Wisconsin's Supreme Court ruled unanimously on June 18 that the state's Minority Undergraduate Retention Grant Program, established by the legislature in 1985, violates the Equal Protection Clause of the US Constitution. The program had provided annual grants of $250 to $2,500 to Black, Native American, Hispanic, and Southeast Asian refugee-descendant students at Wisconsin's technical colleges, private universities, and tribal colleges. In 2023-24, 770 students shared $440,000 from the fund. The court applied the US Supreme Court's 2023 precedent barring race-based college admissions, reasoning that race was the only factor determining grant eligibility. All five justices voted to strike the program, though three liberal members wrote separately to say they acted under constraint. Chief Justice Jill Karofsky acknowledged persistent racial disparities in Wisconsin's education, housing, and employment systems but said the court was bound by federal precedent.

The US Supreme Court's 2023 ruling in Students for Fair Admissions v. Harvard ended race-conscious admissions at colleges nationwide. Courts and universities have since debated how far that ruling extends to scholarships, mentoring programs, and other race-conscious initiatives beyond admissions. Wisconsin's ruling extends that precedent explicitly to grant eligibility.

Amazon is hiring 11,000 junior workers this year while its AI agents recruit and code

via Platformer

AWS CEO Matt Garman

Amazon Web Services CEO Matt Garman pushed back against the idea that AI will replace entry-level tech workers, calling the concern one of the dumbest things he had ever heard, in an interview published Tuesday by Platformer. Amazon is hiring approximately 11,000 interns and new graduates in 2026. Garman argued junior workers bring value because they lack ingrained habits and adapt well to AI-native workflows.
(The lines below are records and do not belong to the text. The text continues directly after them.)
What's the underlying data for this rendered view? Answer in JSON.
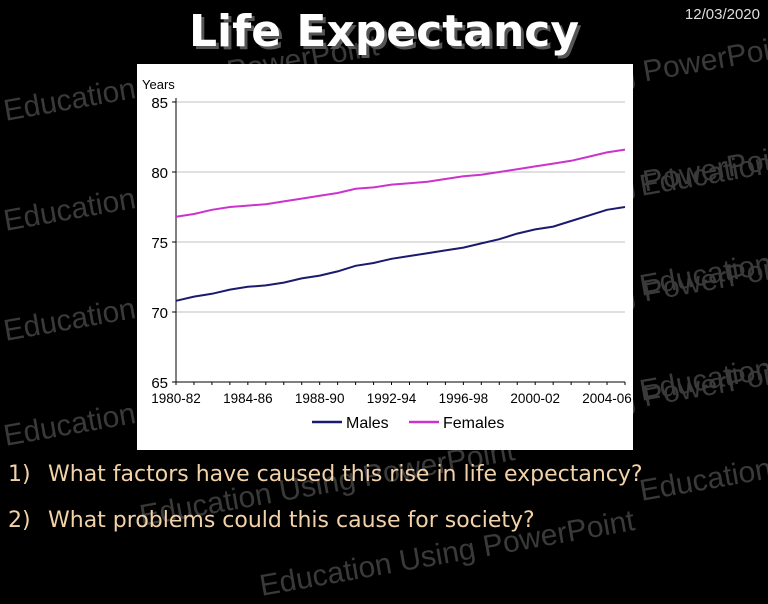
{
  "slide": {
    "title": "Life Expectancy",
    "date": "12/03/2020",
    "watermark": "Education Using PowerPoint",
    "questions": [
      {
        "number": "1)",
        "text": "What factors have caused this rise in life expectancy?"
      },
      {
        "number": "2)",
        "text": "What problems could this cause for society?"
      }
    ]
  },
  "colors": {
    "background": "#000000",
    "title": "#ffffff",
    "question_text": "#f2d2a8",
    "males": "#1a1a6e",
    "females": "#cc33cc",
    "gridline": "#c0c0c0"
  },
  "chart_data": {
    "type": "line",
    "title": "",
    "ylabel": "Years",
    "xlabel": "",
    "ylim": [
      65,
      85
    ],
    "yticks": [
      65,
      70,
      75,
      80,
      85
    ],
    "grid": true,
    "legend_position": "bottom",
    "x": [
      "1980-82",
      "1981-83",
      "1982-84",
      "1983-85",
      "1984-86",
      "1985-87",
      "1986-88",
      "1987-89",
      "1988-90",
      "1989-91",
      "1990-92",
      "1991-93",
      "1992-94",
      "1993-95",
      "1994-96",
      "1995-97",
      "1996-98",
      "1997-99",
      "1998-00",
      "1999-01",
      "2000-02",
      "2001-03",
      "2002-04",
      "2003-05",
      "2004-06",
      "2005-07"
    ],
    "xtick_labels": [
      "1980-82",
      "1984-86",
      "1988-90",
      "1992-94",
      "1996-98",
      "2000-02",
      "2004-06"
    ],
    "series": [
      {
        "name": "Males",
        "color": "#1a1a6e",
        "values": [
          70.8,
          71.1,
          71.3,
          71.6,
          71.8,
          71.9,
          72.1,
          72.4,
          72.6,
          72.9,
          73.3,
          73.5,
          73.8,
          74.0,
          74.2,
          74.4,
          74.6,
          74.9,
          75.2,
          75.6,
          75.9,
          76.1,
          76.5,
          76.9,
          77.3,
          77.5
        ]
      },
      {
        "name": "Females",
        "color": "#cc33cc",
        "values": [
          76.8,
          77.0,
          77.3,
          77.5,
          77.6,
          77.7,
          77.9,
          78.1,
          78.3,
          78.5,
          78.8,
          78.9,
          79.1,
          79.2,
          79.3,
          79.5,
          79.7,
          79.8,
          80.0,
          80.2,
          80.4,
          80.6,
          80.8,
          81.1,
          81.4,
          81.6
        ]
      }
    ]
  }
}
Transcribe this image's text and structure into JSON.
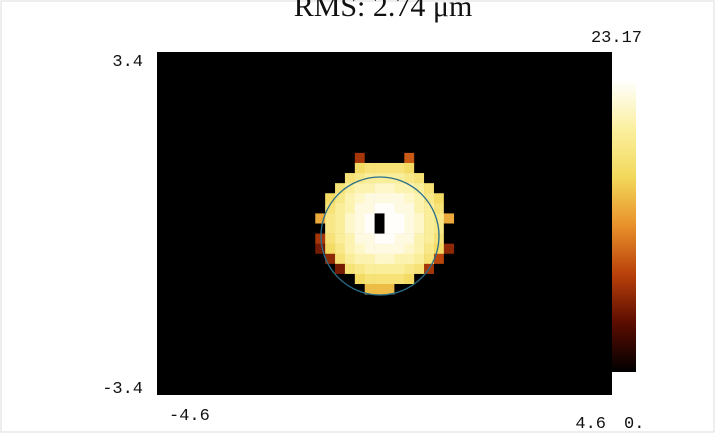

That argument sits alongside a countervailing data point in the same interview: most Amazon software developers no longer write code by hand. They direct AI agents instead. AWS's Connect Talent agent now handles scheduling and initial interviews for job candidates. Garman compared the transition to the arrival of spreadsheets, which eliminated some bookkeeping roles while creating demand for people who could work with data. Whether that analogy holds as AI moves deeper into knowledge work is a question the interview raises but does not settle.

Amazon Web Services is Amazon's cloud computing division and the world's largest cloud provider. It has deployed large language models for customer service, code generation, and logistics. Matt Garman took over as AWS CEO in June 2024, inheriting a business generating roughly $150 billion in annual revenue.